Warschau. Polen hat seinen ersten schwulen Bürgermeister: Bei der zweiten Runde der Kommunalwahl am Sonntag wurde Robert Biedron zum Stadtoberhaupt von Slupsk im Norden des Landes gewählt, wie aus am Montag veröffentlichten Ergebnissen hervorgeht. Polen war lange Zeit von einem tiefen römisch-katholischen Konservatismus geprägt. Die Wahl deutet auf eine wachsende Toleranz für Schwule und Lesben in dem Land hin. So hatten sich neben Biedron so viele Homosexuelle wie nie zuvor aufstellen lassen. Allerdings gewann von ihnen keiner einen Sitz. Viele von ihnen sind jung und traten erstmals zu einer Wahl an. Darüber hinaus kandidierten sie für linke Parteien, die nicht so gut abschnitten.
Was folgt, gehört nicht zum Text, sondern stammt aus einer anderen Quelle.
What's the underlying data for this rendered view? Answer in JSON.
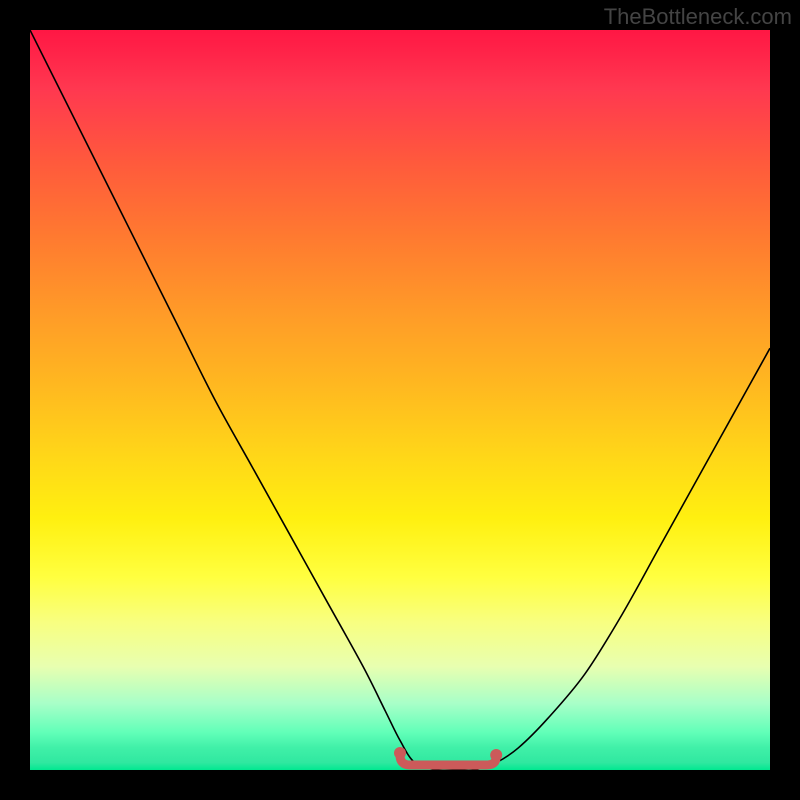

Biedron hat sich dem Kampf gegen Homophobie gewidmet. 2001 gründete er eine Nichtregierungsorganisation, die gegen sexuelle Diskriminierung kämpft. 2002 gab er öffentlich zu, schwul zu sein, was die jetzige Premierministerin Ewa Kopacz damals kritisierte und sagte, dass er sich damit „praktisch unwählbar“ gemacht habe. 2011 zog Biedron jedoch als Mitglied der Partei Twoj Ruch ins polnische Parlament ein – und wurde seitdem viermal wegen seiner Geschlechtsorientierung verprügelt. Das letzte Mal nach der „Parade der Gleichheit“ in Warschau.

Die Arbeit als Parlamentsabgeordneter brachte Biedron in die Stadt Slupsk, wo er als Abgeordneter sein Büro eröffnete. „Es bildeten sich Schlangen vor meiner Tür. Ich war wie ein Arzt, dem die Bewohner von den Problemen erzählten“, sagte Biedron. Obwohl mehrmals für seine effektive Arbeit im Parlament ausgezeichnet, entschied er sich, für das Amt des Bürgermeisters zu kandidieren. Im Wahlkampf erklärte er, er wolle die Stadt zum Vorreiter im Umweltschutz und in den Umwelttechnologien machen. Außerdem wolle er durch eine „bescheidene“ Bürgermeisterschaft die Stadt wieder schuldenfrei und stolz machen. Der Kandidat joggte öffentlich, besuchte Schulen, Kindergärten und sogar ein Fußballspiel der lokalen Mannschaft, auf dem die Hooligans schwulenfeindliche Sprüche skandierten.